Quali sono le differenze fra la pulizia con sanificazione e quella con disinfezione? I decreti emanati dal governo per fronteggiare il Covid-19 richiedono la sanificazione dei locali, ma hanno favorito piuttosto la confusione fra sanificazione e disinfezione. Il codice Ateco delle aziende che effettuano la sanificazione, infatti, è quello delle imprese di derattizzazione e disinfestazione, non è invece lo stesso delle imprese di pulizie, che però sono specializzate anche nel servizio di disinfezione. La differenza è che la disinfezione delle superfici comporta l’utilizzo di un panno in microfibra e del disinfettante (che deve avere sulla confezione il presidio medico chirurgico, autorizzato dal Ministero della Salute); la sanificazione, invece, consiste nel sanificare la cubatura complessiva dell’ambiente, fino al soffitto, e può essere effettuata in due modi: attivando l’ozono, attraverso un apposito generatore, oppure utilizzando la micronebulizzazione a base di perossido di idrogeno. Il Covid-19 ha causato la trasformazione del processo di pulizia. Ecco perché oggi la pulizia è la base cui devono poi seguire la disinfezione delle superfici con apposito disinfettante e la sanificazione della cubatura dell’ambiente.
Per andare incontro alle esigenze economiche delle aziende clienti, noi oggi forniamo anche un apposito kit per la disinfezione delle superfici, da posizionare su tutte le scrivanie dei dipendenti, in modo che possano disinfettare la postazione di lavoro più volte al giorno. Oltre alle pulizie generali, ci occupiamo delle pulizie di fondo, per esempio quando clienti privati richiedono la pulizia della casa appena acquistata.
Ma effettuiamo anche il servizio di facility management, svolgendo la funzione di general contractor nell’ambito delle ristrutturazioni e dei servizi complementari. Grazie a consolidate partnership con singoli artigiani specializzati, infatti, Ambienta in questi casi si pone come unico referente del cliente. Inoltre, offriamo servizi di giardinaggio, trattamento antizanzare e deratizzazione, oltre a facchinaggio e logistica, che include il trasferimento di un mobile da un’abitazione all’altra, fino alla gestione di magazzini industriali. Un imprenditore che non ha intenzione di assumere dipendenti, infatti, può affidare a noi la gestione del proprio magazzino.
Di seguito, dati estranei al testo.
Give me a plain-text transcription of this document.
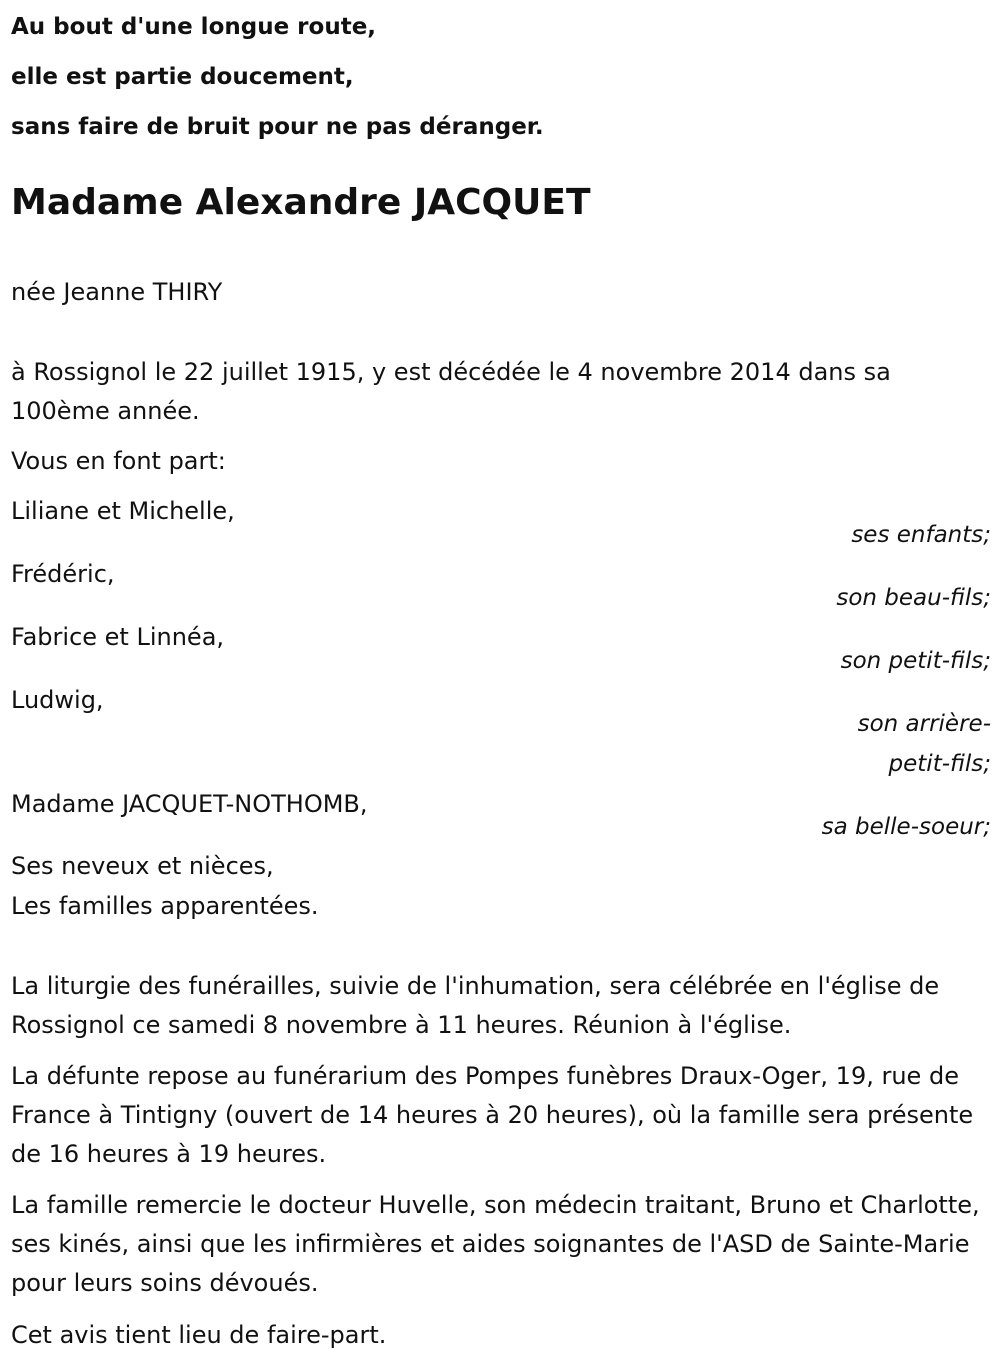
Au bout d'une longue route,
elle est partie doucement,
sans faire de bruit pour ne pas déranger.
Madame Alexandre JACQUET

née Jeanne THIRY

à Rossignol le 22 juillet 1915, y est décédée le 4 novembre 2014 dans sa 100ème année.

Vous en font part:

Liliane et Michelle,

ses enfants;

Frédéric,

son beau-fils;

Fabrice et Linnéa,

son petit-fils;

Ludwig,

son arrière-
petit-fils;

Madame JACQUET-NOTHOMB,

sa belle-soeur;

Ses neveux et nièces,

Les familles apparentées.

La liturgie des funérailles, suivie de l'inhumation, sera célébrée en l'église de Rossignol ce samedi 8 novembre à 11 heures. Réunion à l'église.

La défunte repose au funérarium des Pompes funèbres Draux-Oger, 19, rue de France à Tintigny (ouvert de 14 heures à 20 heures), où la famille sera présente de 16 heures à 19 heures.

La famille remercie le docteur Huvelle, son médecin traitant, Bruno et Charlotte, ses kinés, ainsi que les infirmières et aides soignantes de l'ASD de Sainte-Marie pour leurs soins dévoués.

Cet avis tient lieu de faire-part.
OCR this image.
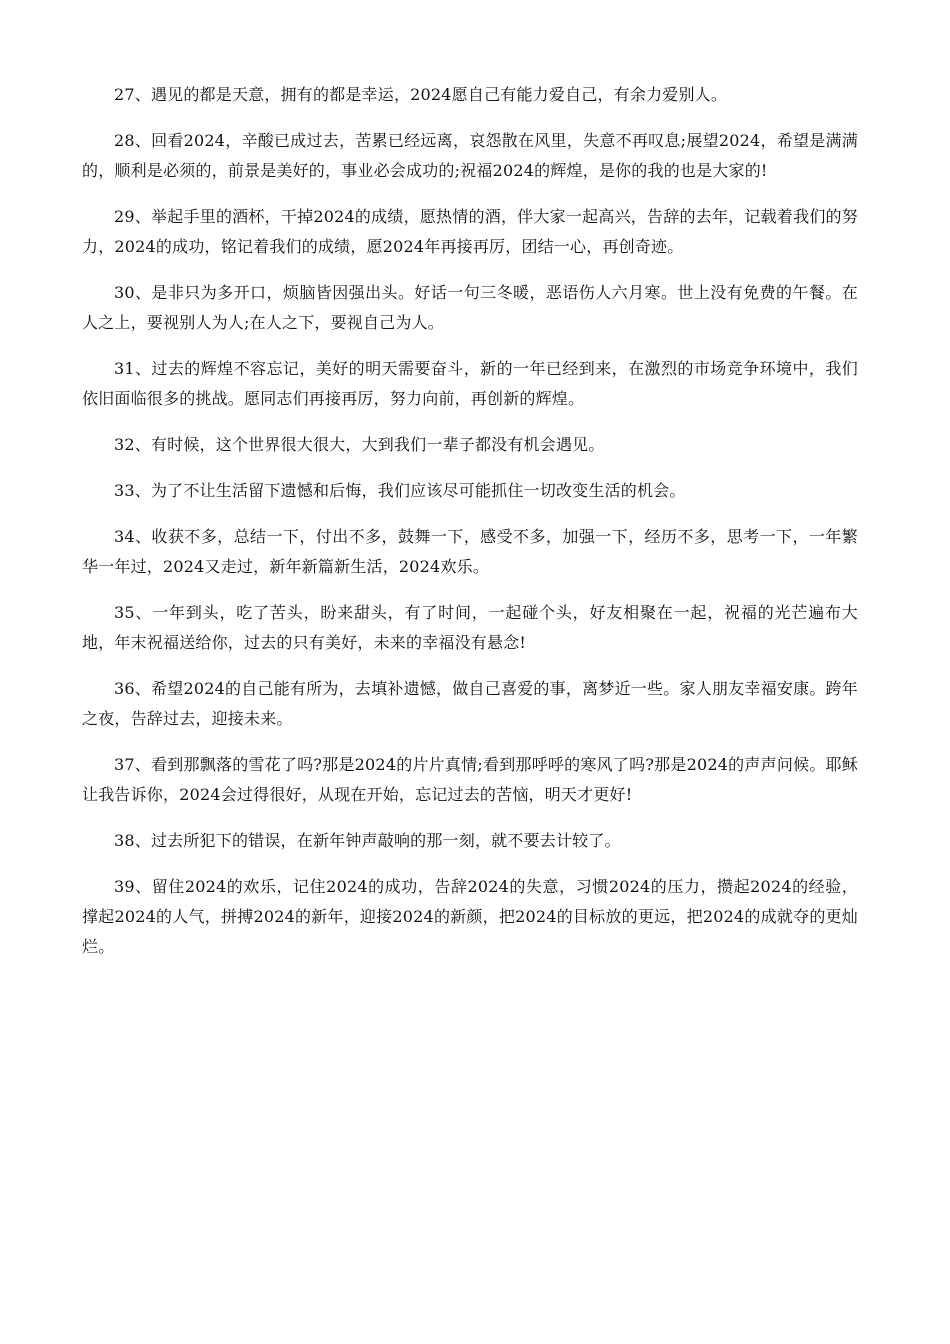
27、遇见的都是天意，拥有的都是幸运，2024愿自己有能力爱自己，有余力爱别人。

28、回看2024，辛酸已成过去，苦累已经远离，哀怨散在风里，失意不再叹息;展望2024，希望是满满的，顺利是必须的，前景是美好的，事业必会成功的;祝福2024的辉煌，是你的我的也是大家的!

29、举起手里的酒杯，干掉2024的成绩，愿热情的酒，伴大家一起高兴，告辞的去年，记载着我们的努力，2024的成功，铭记着我们的成绩，愿2024年再接再厉，团结一心，再创奇迹。

30、是非只为多开口，烦脑皆因强出头。好话一句三冬暖，恶语伤人六月寒。世上没有免费的午餐。在人之上，要视别人为人;在人之下，要视自己为人。

31、过去的辉煌不容忘记，美好的明天需要奋斗，新的一年已经到来，在激烈的市场竞争环境中，我们依旧面临很多的挑战。愿同志们再接再厉，努力向前，再创新的辉煌。

32、有时候，这个世界很大很大，大到我们一辈子都没有机会遇见。

33、为了不让生活留下遗憾和后悔，我们应该尽可能抓住一切改变生活的机会。

34、收获不多，总结一下，付出不多，鼓舞一下，感受不多，加强一下，经历不多，思考一下，一年繁华一年过，2024又走过，新年新篇新生活，2024欢乐。

35、一年到头，吃了苦头，盼来甜头，有了时间，一起碰个头，好友相聚在一起，祝福的光芒遍布大地，年末祝福送给你，过去的只有美好，未来的幸福没有悬念!

36、希望2024的自己能有所为，去填补遗憾，做自己喜爱的事，离梦近一些。家人朋友幸福安康。跨年之夜，告辞过去，迎接未来。

37、看到那飘落的雪花了吗?那是2024的片片真情;看到那呼呼的寒风了吗?那是2024的声声问候。耶稣让我告诉你，2024会过得很好，从现在开始，忘记过去的苦恼，明天才更好!

38、过去所犯下的错误，在新年钟声敲响的那一刻，就不要去计较了。

39、留住2024的欢乐，记住2024的成功，告辞2024的失意，习惯2024的压力，攒起2024的经验，撑起2024的人气，拼搏2024的新年，迎接2024的新颜，把2024的目标放的更远，把2024的成就夺的更灿烂。
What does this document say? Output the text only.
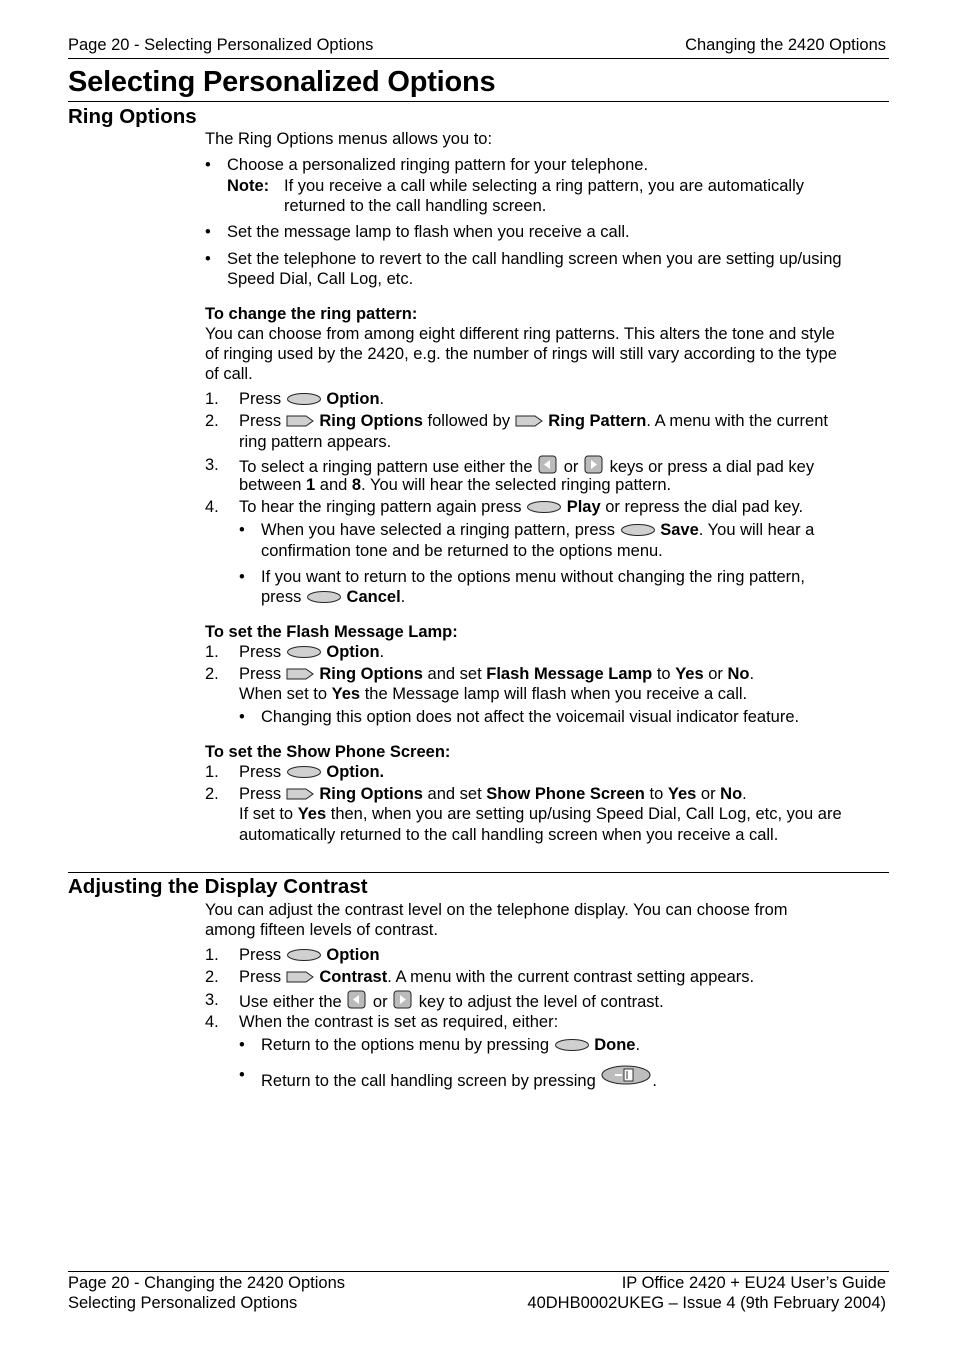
Page 20 - Selecting Personalized Options	Changing the 2420 Options
Selecting Personalized Options
Ring Options
The Ring Options menus allows you to:
• Choose a personalized ringing pattern for your telephone.
Note: If you receive a call while selecting a ring pattern, you are automatically
returned to the call handling screen.
• Set the message lamp to flash when you receive a call.
• Set the telephone to revert to the call handling screen when you are setting up/using
Speed Dial, Call Log, etc.
To change the ring pattern:
You can choose from among eight different ring patterns. This alters the tone and style
of ringing used by the 2420, e.g. the number of rings will still vary according to the type
of call.
1.	Press	Option.
2.	Press Ring Options followed by Ring Pattern. A menu with the current
ring pattern appears.
3.	To select a ringing pattern use either the or keys or press a dial pad key
between 1 and 8. You will hear the selected ringing pattern.
4.	To hear the ringing pattern again press	Play or repress the dial pad key.
• When you have selected a ringing pattern, press	Save. You will hear a
confirmation tone and be returned to the options menu.
• If you want to return to the options menu without changing the ring pattern,
press	Cancel.
To set the Flash Message Lamp:
1.	Press	Option.
2.	Press Ring Options and set Flash Message Lamp to Yes or No.
When set to Yes the Message lamp will flash when you receive a call.
• Changing this option does not affect the voicemail visual indicator feature.
To set the Show Phone Screen:
1.	Press	Option.
2.	Press Ring Options and set Show Phone Screen to Yes or No.
If set to Yes then, when you are setting up/using Speed Dial, Call Log, etc, you are
automatically returned to the call handling screen when you receive a call.
Adjusting the Display Contrast
You can adjust the contrast level on the telephone display. You can choose from
among fifteen levels of contrast.
1.	Press	Option
2.	Press Contrast. A menu with the current contrast setting appears.
3.	Use either the or key to adjust the level of contrast.
4.	When the contrast is set as required, either:
• Return to the options menu by pressing	Done.
• Return to the call handling screen by pressing	.
Page 20 - Changing the 2420 Options
Selecting Personalized Options
IP Office 2420 + EU24 User’s Guide
40DHB0002UKEG – Issue 4 (9th February 2004)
Ma voi avete predisposto anche il “sistema qualità Ambienta”… Attualmente siamo un gruppo di oltre cento persone, per questo Ambienta svolge il servizio H24, sette giorni su sette. La rapidità con cui interveniamo è ancora fra i motivi per cui i clienti ci scelgono. Nei mesi di emergenza da Covid-19 siamo arrivati a gestire fino a quaranta richieste d’intervento al giorno. Abbiamo compiuto lo sforzo di dare una risposta entro quarantott’ore dalla ricezione della telefonata e siamo pronti a intervenire il giorno stesso in cui arriva la chiamata di emergenza.
Il “sistema qualità Ambienta” è molto rigoroso. Ciascun giorno il collaboratore sa che deve attenersi alla tabella di marcia indicata nel contratto e poi esposta nella bacheca dell’azienda cliente, incluso l’obbligo per i nostri dipendenti d’indossare la divisa, i dispositivi di protezione aziendale e il badge. Poi, sono solito effettuare a sorpresa il controllo dell’attività svolta e, se il dipendente ha lavorato con precisione, gli riconosco un premio, consistente in un contributo economico oppure in buoni pasto o in un contratto di assistenza sanitaria integrativa. Quando riscontro qualche difformità di servizio, invece, il nostro ufficio provvede a un’azione correttiva, inviando una squadra di pulizie nell’azienda cliente. In questo modo interveniamo prima che il cliente possa lamentarsi, rispettando quindi gli impegni sottoscritti, perché la qualità non deve tradire.